Before COVID, everyone was kind of just really withdrawn and quiet. Then everything shut down and we were stuck only interacting with our families for 18 months. “After” (I put quotations because let’s be real, COVID isn’t fully done yet and we still need to be really careful) COVID, everyone was allowed to come back to school. We all know that we use school as a social hour, and not actually to get an education. We talk to each other now. A phone screen feels less effective and the faces we missed so much are right in front of us.
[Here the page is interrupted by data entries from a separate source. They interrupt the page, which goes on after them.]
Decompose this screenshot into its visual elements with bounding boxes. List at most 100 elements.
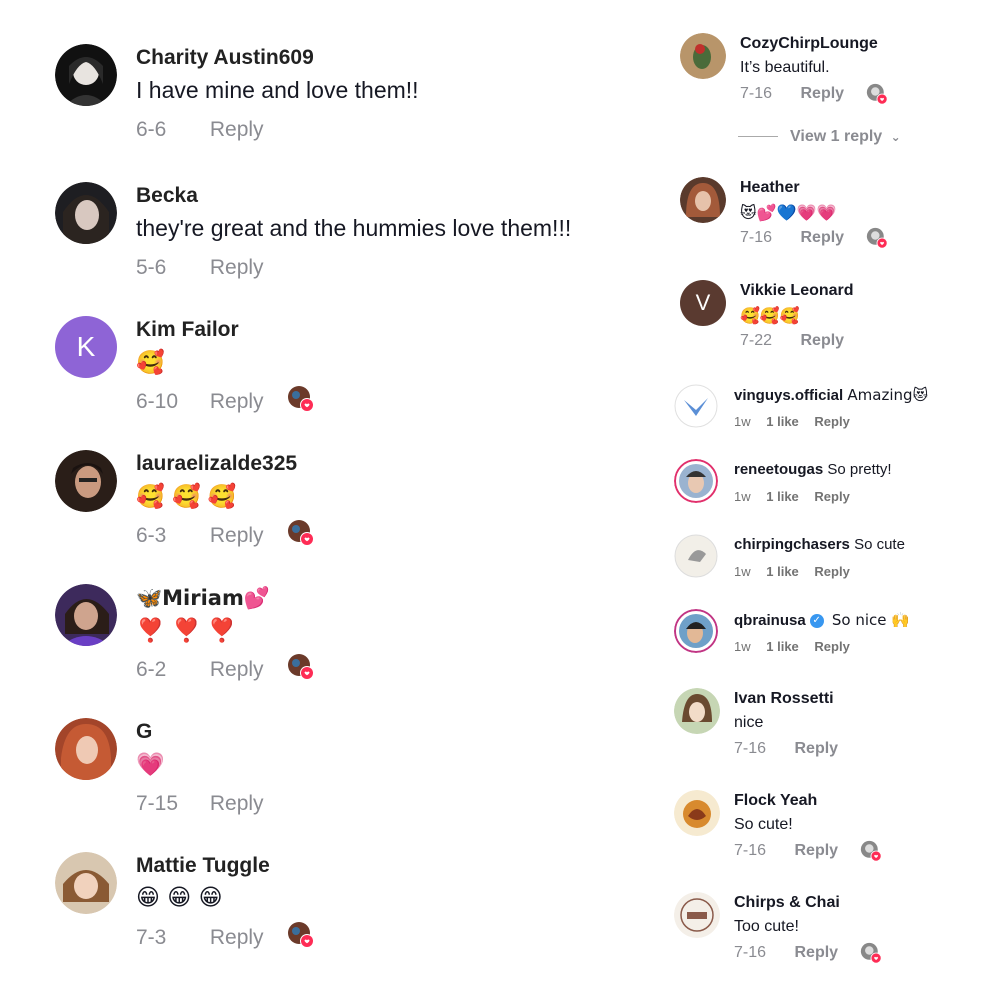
view-replies-label: View 1 reply [790,128,883,145]
comment-author[interactable]: Kim Failor [136,318,239,342]
avatar[interactable] [55,44,117,106]
comment-date: 7-16 [734,842,767,859]
avatar[interactable] [680,33,726,79]
comment-author[interactable]: vinguys.official [734,387,843,404]
comment-time: 1w [734,564,751,579]
comment-author[interactable]: Heather [740,179,800,197]
reply-button[interactable]: Reply [210,658,264,681]
comment-item: 🦋Miriam💕 ❣️ ❣️ ❣️ 6-2 Reply [55,584,655,704]
avatar[interactable] [55,450,117,512]
avatar[interactable]: K [55,316,117,378]
comment-author[interactable]: reneetougas [734,461,823,478]
reply-button[interactable]: Reply [210,926,264,949]
comment-meta: 6-3 Reply [136,524,264,548]
likes-count[interactable]: 1 like [766,489,799,504]
comment-meta: 7-16 Reply [734,842,838,860]
avatar[interactable] [674,459,718,503]
reply-button[interactable]: Reply [814,564,849,579]
comment-item: G 💗 7-15 Reply [55,718,655,838]
comment-author[interactable]: Chirps & Chai [734,894,840,912]
comment-author[interactable]: CozyChirpLounge [740,35,878,53]
comment-text: So pretty! [827,461,892,478]
avatar[interactable] [674,384,718,428]
comment-date: 7-16 [734,740,767,757]
reply-button[interactable]: Reply [800,332,844,349]
comment-author[interactable]: 🦋Miriam💕 [136,586,270,611]
reply-button[interactable]: Reply [814,414,849,429]
creator-liked-icon [866,227,888,249]
avatar[interactable] [674,892,720,938]
reply-button[interactable]: Reply [814,489,849,504]
comment-date: 7-16 [740,229,773,246]
creator-liked-icon [866,83,888,105]
creator-liked-icon [288,922,314,948]
comment-meta: 6-6 Reply [136,118,264,142]
comment-author[interactable]: Vikkie Leonard [740,282,854,300]
comment-time: 1w [734,489,751,504]
reply-button[interactable]: Reply [210,792,264,815]
avatar[interactable] [674,688,720,734]
likes-count[interactable]: 1 like [766,564,799,579]
creator-liked-icon [860,942,882,964]
comment-date: 6-2 [136,658,167,681]
reply-button[interactable]: Reply [794,944,838,961]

We could touch them, but we won’t because of guidelines. The way we care for and about each other has changed and grown. We’d rather hang on to our loved ones physically rather than just text them for everything. Unless you’re one of those people that cannot wait to get away from their families, then carry on. 

I do want to add that it’s truly impressive how kind we’ve been to each other. Ignoring the fistfights and the yelling and all that, I feel like I’ve been included way more than I would have been pre-quarantine. I hope it sticks. I hope that we all put down our tiny little pitchforks and are able to connect in a way that matters. I hope all of you reading feel something powerful and write a book. Or make a piece of art that moves someone else. Dance and sing to good music. I hope that the way of life now is better for you. Despite how weird it is, I do want everyone to know that I love them and I am thinking of them. I think knowing someone is thinking of you makes it easier to get out of bed, so yes, I am thinking of you and I truly do hope good things come to you as you continue to survive and thrive on this weird acorn sized planet we call home.